RESULTS: Of the 10 207 examinations included from Jan 1, 2012, through Dec 31, 2021, 2440 cases had histologically confirmed Gleason grade group 2 or greater prostate cancer. In the subset of 400 testing cases in which the AI system was compared with the radiologists participating in the reader
study, the AI system showed a statistically superior and non-inferior AUROC of 0·91 (95% CI 0·87-0·94; p<0·0001), in comparison to the pool of 62 radiologists with an AUROC of 0·86 (0·83-0·89), with a lower boundary of the two-sided 95% Wald CI for the difference in AUROC of 0·02. At the mean PI-RADS 3 or greater operating point of all readers, the AI system detected 6·8% more cases with Gleason grade group 2 or greater cancers at the same specificity (57·7%, 95% CI 51·6-63·3), or 50·4% fewer false-positive results and 20·0% fewer cases with Gleason grade group 1 cancers at the same sensitivity (89·4%, 95% CI 85·3-92·9). In all 1000 testing cases where the AI system was compared with the radiology readings made during multidisciplinary practice, non-inferiority was not confirmed, as the AI system showed lower specificity (68·9% [95% CI 65·3-72·4] vs 69·0% [65·5-72·5]) at the same sensitivity (96·1%, 94·0-98·2) as the PI-RADS 3 or greater operating point. The lower boundary of the two-sided 95% Wald CI for the difference in specificity (-0·04) was greater than the non-inferiority margin (-0·05) and a p value below the significance threshold was reached (p<0·001).

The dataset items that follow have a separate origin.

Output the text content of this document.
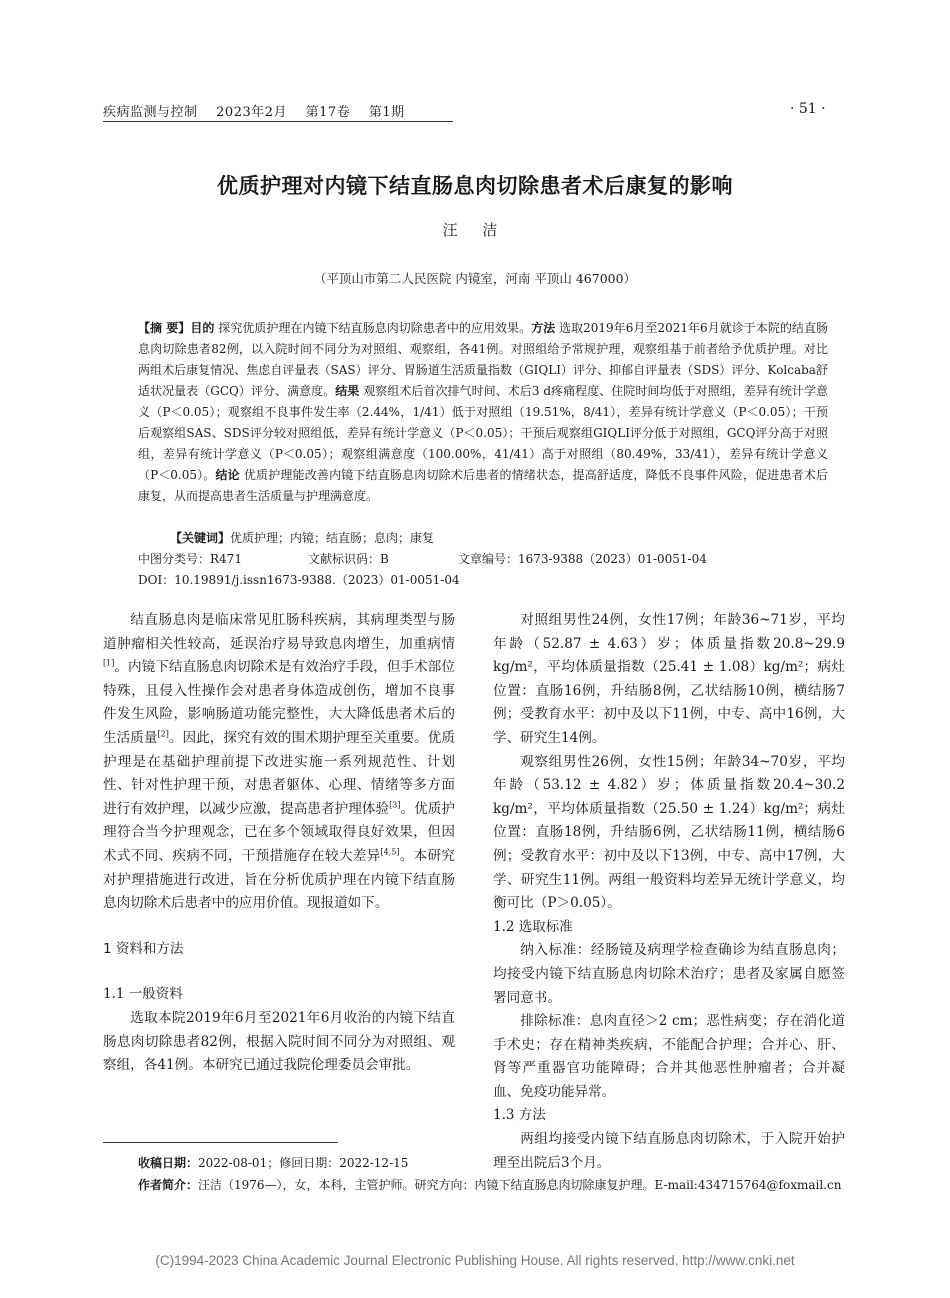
疾病监测与控制 2023年2月 第17卷 第1期	· 51 ·
优质护理对内镜下结直肠息肉切除患者术后康复的影响
汪 洁
（平顶山市第二人民医院 内镜室，河南 平顶山 467000）
【摘 要】目的 探究优质护理在内镜下结直肠息肉切除患者中的应用效果。方法 选取2019年6月至2021年6月就诊于本院的结直肠息肉切除患者82例，以入院时间不同分为对照组、观察组，各41例。对照组给予常规护理，观察组基于前者给予优质护理。对比两组术后康复情况、焦虑自评量表（SAS）评分、胃肠道生活质量指数（GIQLI）评分、抑郁自评量表（SDS）评分、Kolcaba舒适状况量表（GCQ）评分、满意度。结果 观察组术后首次排气时间、术后3 d疼痛程度、住院时间均低于对照组，差异有统计学意义（P＜0.05）；观察组不良事件发生率（2.44%，1/41）低于对照组（19.51%，8/41），差异有统计学意义（P＜0.05）；干预后观察组SAS、SDS评分较对照组低，差异有统计学意义（P＜0.05）；干预后观察组GIQLI评分低于对照组，GCQ评分高于对照组，差异有统计学意义（P＜0.05）；观察组满意度（100.00%，41/41）高于对照组（80.49%，33/41），差异有统计学意义（P＜0.05）。结论 优质护理能改善内镜下结直肠息肉切除术后患者的情绪状态，提高舒适度，降低不良事件风险，促进患者术后康复，从而提高患者生活质量与护理满意度。
【关键词】优质护理；内镜；结直肠；息肉；康复
中图分类号：R471	文献标识码：B	文章编号：1673-9388（2023）01-0051-04
DOI：10.19891/j.issn1673-9388.（2023）01-0051-04

结直肠息肉是临床常见肛肠科疾病，其病理类型与肠道肿瘤相关性较高，延误治疗易导致息肉增生，加重病情[1]。内镜下结直肠息肉切除术是有效治疗手段，但手术部位特殊，且侵入性操作会对患者身体造成创伤，增加不良事件发生风险，影响肠道功能完整性，大大降低患者术后的生活质量[2]。因此，探究有效的围术期护理至关重要。优质护理是在基础护理前提下改进实施一系列规范性、计划性、针对性护理干预，对患者躯体、心理、情绪等多方面进行有效护理，以减少应激，提高患者护理体验[3]。优质护理符合当今护理观念，已在多个领域取得良好效果，但因术式不同、疾病不同，干预措施存在较大差异[4,5]。本研究对护理措施进行改进，旨在分析优质护理在内镜下结直肠息肉切除术后患者中的应用价值。现报道如下。

1 资料和方法

1.1 一般资料

选取本院2019年6月至2021年6月收治的内镜下结直肠息肉切除患者82例，根据入院时间不同分为对照组、观察组，各41例。本研究已通过我院伦理委员会审批。

对照组男性24例，女性17例；年龄36~71岁，平均年龄（52.87 ± 4.63）岁；体质量指数20.8~29.9 kg/m²，平均体质量指数（25.41 ± 1.08）kg/m²；病灶位置：直肠16例，升结肠8例，乙状结肠10例，横结肠7例；受教育水平：初中及以下11例，中专、高中16例，大学、研究生14例。

观察组男性26例，女性15例；年龄34~70岁，平均年龄（53.12 ± 4.82）岁；体质量指数20.4~30.2 kg/m²，平均体质量指数（25.50 ± 1.24）kg/m²；病灶位置：直肠18例，升结肠6例，乙状结肠11例，横结肠6例；受教育水平：初中及以下13例，中专、高中17例，大学、研究生11例。两组一般资料均差异无统计学意义，均衡可比（P＞0.05）。

1.2 选取标准

纳入标准：经肠镜及病理学检查确诊为结直肠息肉；均接受内镜下结直肠息肉切除术治疗；患者及家属自愿签署同意书。

排除标准：息肉直径＞2 cm；恶性病变；存在消化道手术史；存在精神类疾病，不能配合护理；合并心、肝、肾等严重器官功能障碍；合并其他恶性肿瘤者；合并凝血、免疫功能异常。

1.3 方法

两组均接受内镜下结直肠息肉切除术，于入院开始护理至出院后3个月。

收稿日期：2022-08-01；修回日期：2022-12-15
作者简介：汪洁（1976—），女，本科，主管护师。研究方向：内镜下结直肠息肉切除康复护理。E-mail:434715764@foxmail.cn
(C)1994-2023 China Academic Journal Electronic Publishing House. All rights reserved. http://www.cnki.net
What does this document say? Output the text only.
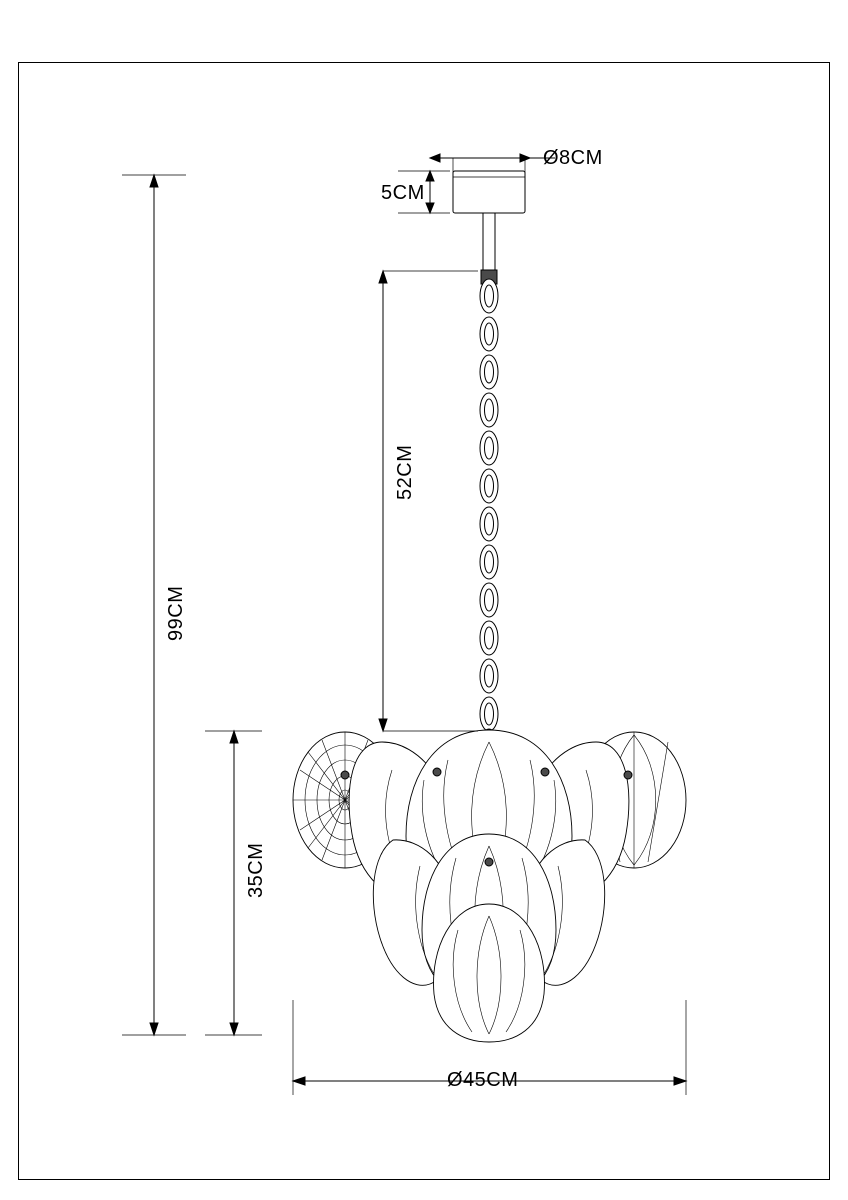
Ø8CM
5CM
52CM
99CM
35CM
Ø45CM
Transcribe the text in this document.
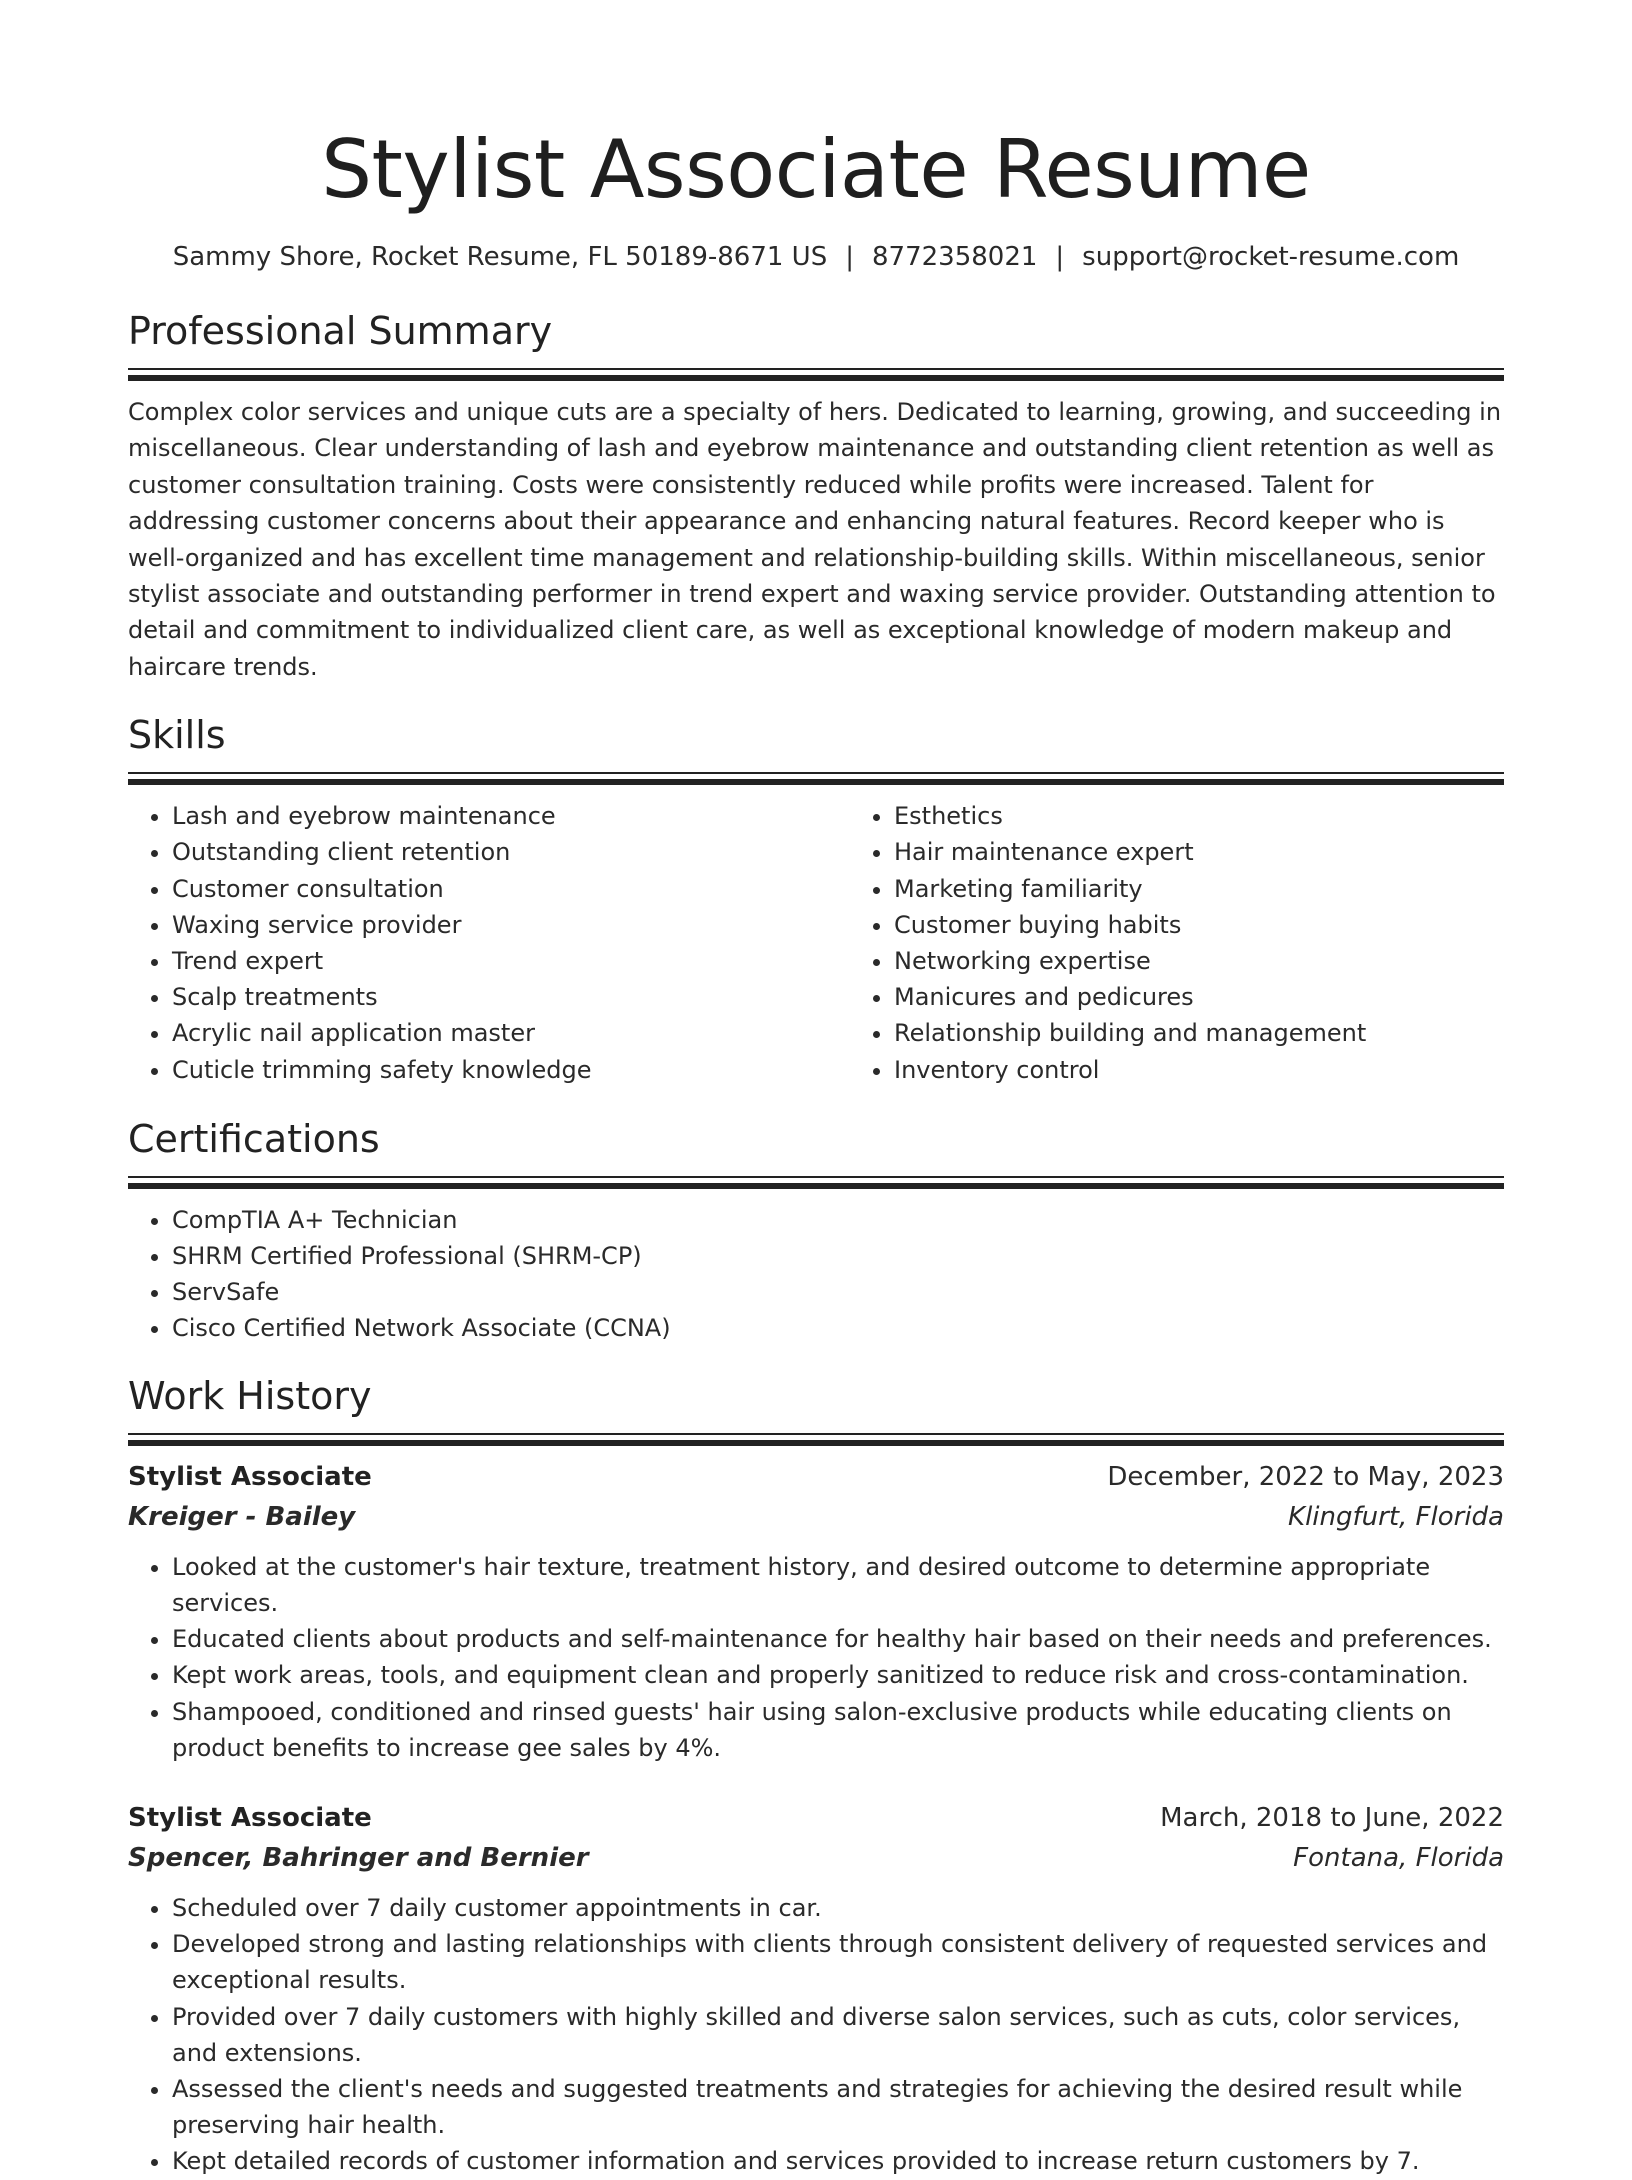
Stylist Associate Resume
Sammy Shore, Rocket Resume, FL 50189-8671 US | 8772358021 | support@rocket-resume.com
Professional Summary
Complex color services and unique cuts are a specialty of hers. Dedicated to learning, growing, and succeeding in miscellaneous. Clear understanding of lash and eyebrow maintenance and outstanding client retention as well as customer consultation training. Costs were consistently reduced while profits were increased. Talent for addressing customer concerns about their appearance and enhancing natural features. Record keeper who is well-organized and has excellent time management and relationship-building skills. Within miscellaneous, senior stylist associate and outstanding performer in trend expert and waxing service provider. Outstanding attention to detail and commitment to individualized client care, as well as exceptional knowledge of modern makeup and haircare trends.
Skills
• Lash and eyebrow maintenance
• Outstanding client retention
• Customer consultation
• Waxing service provider
• Trend expert
• Scalp treatments
• Acrylic nail application master
• Cuticle trimming safety knowledge
• Esthetics
• Hair maintenance expert
• Marketing familiarity
• Customer buying habits
• Networking expertise
• Manicures and pedicures
• Relationship building and management
• Inventory control
Certifications
• CompTIA A+ Technician
• SHRM Certified Professional (SHRM-CP)
• ServSafe
• Cisco Certified Network Associate (CCNA)
Work History
Stylist Associate	December, 2022 to May, 2023
Kreiger - Bailey	Klingfurt, Florida
• Looked at the customer's hair texture, treatment history, and desired outcome to determine appropriate services.
• Educated clients about products and self-maintenance for healthy hair based on their needs and preferences.
• Kept work areas, tools, and equipment clean and properly sanitized to reduce risk and cross-contamination.
• Shampooed, conditioned and rinsed guests' hair using salon-exclusive products while educating clients on product benefits to increase gee sales by 4%.
Stylist Associate	March, 2018 to June, 2022
Spencer, Bahringer and Bernier	Fontana, Florida
• Scheduled over 7 daily customer appointments in car.
• Developed strong and lasting relationships with clients through consistent delivery of requested services and exceptional results.
• Provided over 7 daily customers with highly skilled and diverse salon services, such as cuts, color services, and extensions.
• Assessed the client's needs and suggested treatments and strategies for achieving the desired result while preserving hair health.
• Kept detailed records of customer information and services provided to increase return customers by 7.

CONCLUSIONS: An AI system was superior to radiologists using PI-RADS (2.1), on average, at detecting clinically significant prostate cancer and comparable to the standard of care. Such a system shows the potential to be a supportive tool within a primary diagnostic setting, with several associated benefits for patients and radiologists. Prospective validation is needed to test clinical applicability of this system.
BACKGROUND: Health~Holland and EU Horizon 2020.